I read the 2012 reprint, which appears to be an unaltered reprint of the 1998 edition. The book relies on romaji (some scarce scatterings of kana and kanji), which fell out of favor between those two dates; along with the preface it indicates that this text has remained unchanged for a quarter of a century. While that in itself doesn’t ruin a book, it directly explains the three things that led to my DNF.

First, however, I’d like to highlight the parts that stood out to me in a positive way:

A) The ほど explainer for the “so much X that Y” usage is solid. It goes on longer than it needs to, but you can’t say it isn’t thorough (and the repetition may be a plus for some).

B) The section regarding あがる, くれる, and もらう (and their associated forms) goes into some interesting nuances and details that hadn’t come across my radar yet. If I had to reread some part of this book again in the future, for whatever reason, it would be this section.

C) Convincing me that I dodged a bullet by never getting around to reading James Clavell.

...That’s about it.

Now for the parts that led to me dropping the book, starting with the mildest:

  1. It’s dated. It’s not just the romaji issue; the pop culture references Rubin relies on as touchstones don’t resonate anymore. Fortunately, the section on ほど works fine without familarity with Johnny Carson or the late-night TV show he helmed for years, but at the same time it’s a bit galling to see Rubin wax on for several pages about Carson and his sidekick after namedropping All About Particles without so much as a mention of the author - Naoko Chino. (Who, incidentally, is a woman – a detail I’ll return to in point 3.) Steve Allen and James Clavell aren’t remotely household names anymore, and the latter’s presence here stands out in an “Oh wow that’s racist” way. Which, to be clear, was Rubin calling out fetishization and exoticization of the Japanese language (and, to a lesser extent, culture), using a then-popular author as an example of said behavior. Unfortunately, he wanders into his own bad takes on the language, people, and culture later.

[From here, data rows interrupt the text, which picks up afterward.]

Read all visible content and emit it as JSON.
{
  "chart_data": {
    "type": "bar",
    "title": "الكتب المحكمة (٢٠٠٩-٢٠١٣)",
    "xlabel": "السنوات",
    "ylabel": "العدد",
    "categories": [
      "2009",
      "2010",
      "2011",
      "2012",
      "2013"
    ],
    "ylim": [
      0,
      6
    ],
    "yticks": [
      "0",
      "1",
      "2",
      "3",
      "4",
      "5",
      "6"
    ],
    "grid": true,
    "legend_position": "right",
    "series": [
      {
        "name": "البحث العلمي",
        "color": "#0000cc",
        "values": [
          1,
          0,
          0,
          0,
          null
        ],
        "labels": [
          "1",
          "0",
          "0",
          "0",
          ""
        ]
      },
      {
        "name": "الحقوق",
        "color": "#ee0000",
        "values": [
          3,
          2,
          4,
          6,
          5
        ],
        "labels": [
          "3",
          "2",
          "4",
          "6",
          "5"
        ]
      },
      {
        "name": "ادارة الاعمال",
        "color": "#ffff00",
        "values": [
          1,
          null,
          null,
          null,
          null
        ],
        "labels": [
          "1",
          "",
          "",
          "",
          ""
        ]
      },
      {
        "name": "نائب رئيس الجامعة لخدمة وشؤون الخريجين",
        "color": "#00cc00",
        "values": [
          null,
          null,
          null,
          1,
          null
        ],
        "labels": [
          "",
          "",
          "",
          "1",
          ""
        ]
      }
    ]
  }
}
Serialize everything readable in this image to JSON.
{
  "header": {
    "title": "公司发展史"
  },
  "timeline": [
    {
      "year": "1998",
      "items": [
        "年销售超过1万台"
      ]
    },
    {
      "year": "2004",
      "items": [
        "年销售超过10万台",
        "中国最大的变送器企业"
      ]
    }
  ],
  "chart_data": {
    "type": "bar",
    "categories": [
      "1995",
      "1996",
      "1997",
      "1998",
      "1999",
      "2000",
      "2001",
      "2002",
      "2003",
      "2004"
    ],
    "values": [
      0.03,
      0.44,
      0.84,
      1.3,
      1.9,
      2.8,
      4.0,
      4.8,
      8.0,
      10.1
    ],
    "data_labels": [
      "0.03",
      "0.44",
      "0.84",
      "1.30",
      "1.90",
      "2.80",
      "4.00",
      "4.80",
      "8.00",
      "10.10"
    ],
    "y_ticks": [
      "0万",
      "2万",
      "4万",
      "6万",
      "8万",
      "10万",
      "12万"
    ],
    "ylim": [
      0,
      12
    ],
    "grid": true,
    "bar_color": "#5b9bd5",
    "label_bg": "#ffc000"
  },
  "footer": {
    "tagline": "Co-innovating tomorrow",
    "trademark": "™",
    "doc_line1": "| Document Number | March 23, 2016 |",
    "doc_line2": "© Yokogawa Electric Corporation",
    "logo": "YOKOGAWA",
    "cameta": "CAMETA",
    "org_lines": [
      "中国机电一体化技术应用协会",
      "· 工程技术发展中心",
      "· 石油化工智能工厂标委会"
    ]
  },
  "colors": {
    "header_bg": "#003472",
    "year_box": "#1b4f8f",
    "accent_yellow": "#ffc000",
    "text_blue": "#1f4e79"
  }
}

  2. Most of this information is already available elsewhere. Going back to the ほど example, I’d already gotten a handle on that from (condensed, granted) coverage in All About Particles (Naoko Chino) and The Handbook of Japanese Verbs (Taeko Kamiya). は vs. が is a notorious struggle, with countless pixels dedicated to explaining or arguing over it all over the internet; I found Rubin’s diatribe more or less useless, with several moments leaving me questioning whether he was even correct in some of his claims. (Put more simply, I’d want to double check some of them with a linguistics scholar first.) The S-O-V order of Japanese is less daunting if you already know or have studied another language with the same order. (Rubin himself does not seem aware that Japanese is not remotely unique in this regard; if he is, and is trying to poke fun at it, he has already undermined his delivery at multiple points prior).

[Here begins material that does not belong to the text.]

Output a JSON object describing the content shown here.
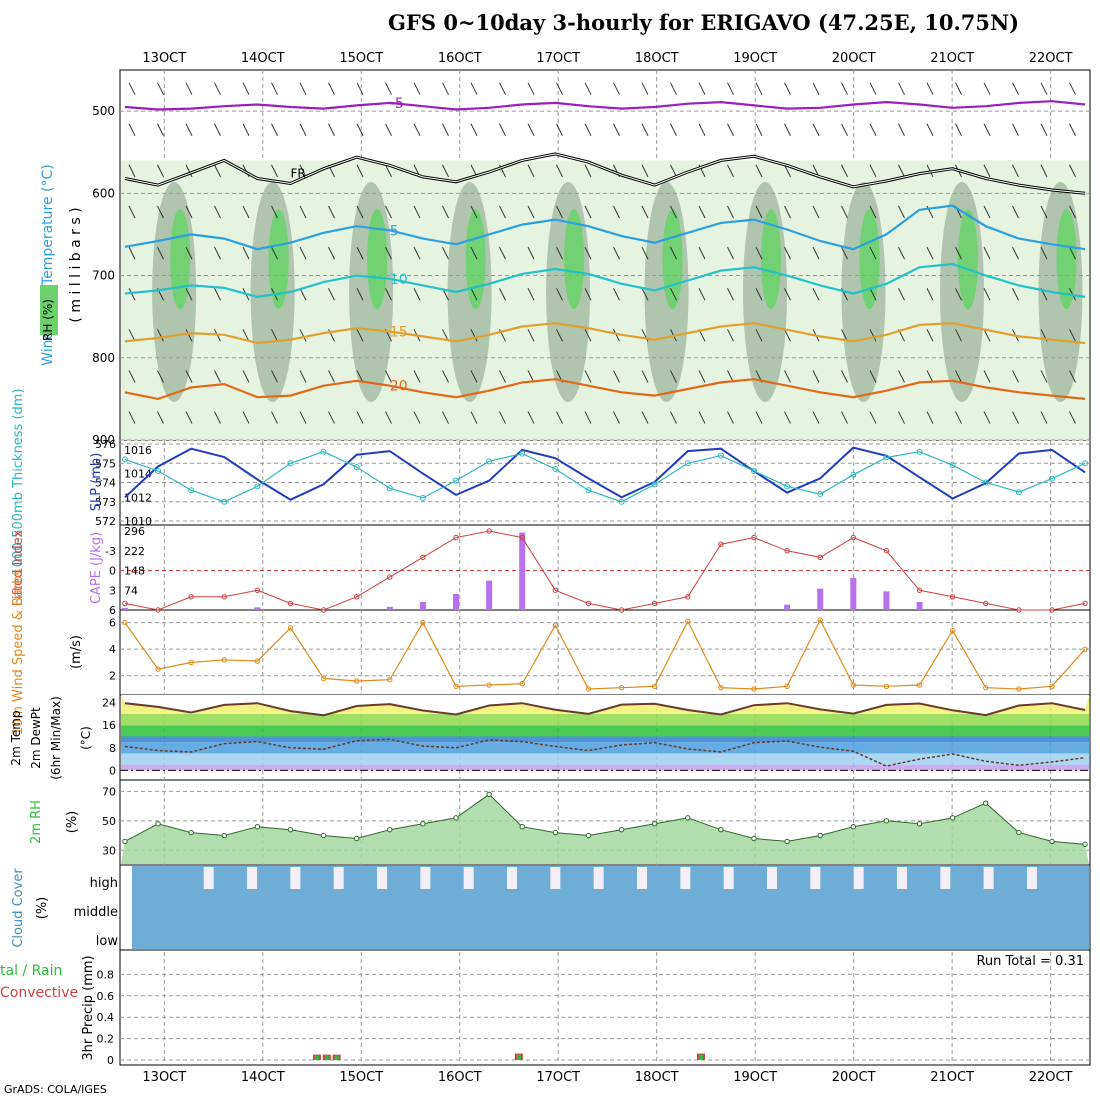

  3. Even taking into account when it was written, the recurrent racism and sexism cross a line. If giving the benefit of the doubt and presuming satire, the failure mode of satire is endorsement, and I can’t tell whether most of his “humor” is even meant to be satirical in the first place. The Kanji rant is appalling, and not in a Swiftian way. “This Language Works Backwards” reads as reveling in his own ignorance of linguistics (as well as casually racist); the good news is that many learners probably already have come across the “start from the end” approach he touts elsewhere, without the awful packaging. (I did, for one; many of the places I saw it mentioned cited Rubin as the source.) The misogyny that seeps through is probably real, given the era (I’m not counting the eyebrow-raising “co-ed” reference, since that probably was the correct term in his own college years); the omission of Naoko Chino’s name when mentioning her book comes across as part of a pattern. His contempt for linguistics and the professionals in that field is a recurrent theme, and again comes across as genuine rather than “ironic” or whatever people call it these days. The whole book has such an unpleasant Schroedinger’s Jerk tone to it that I could not finish: I skimmed for what I could find of use, then bailed.

Not recommended: some might find it useful, but read at your own risk.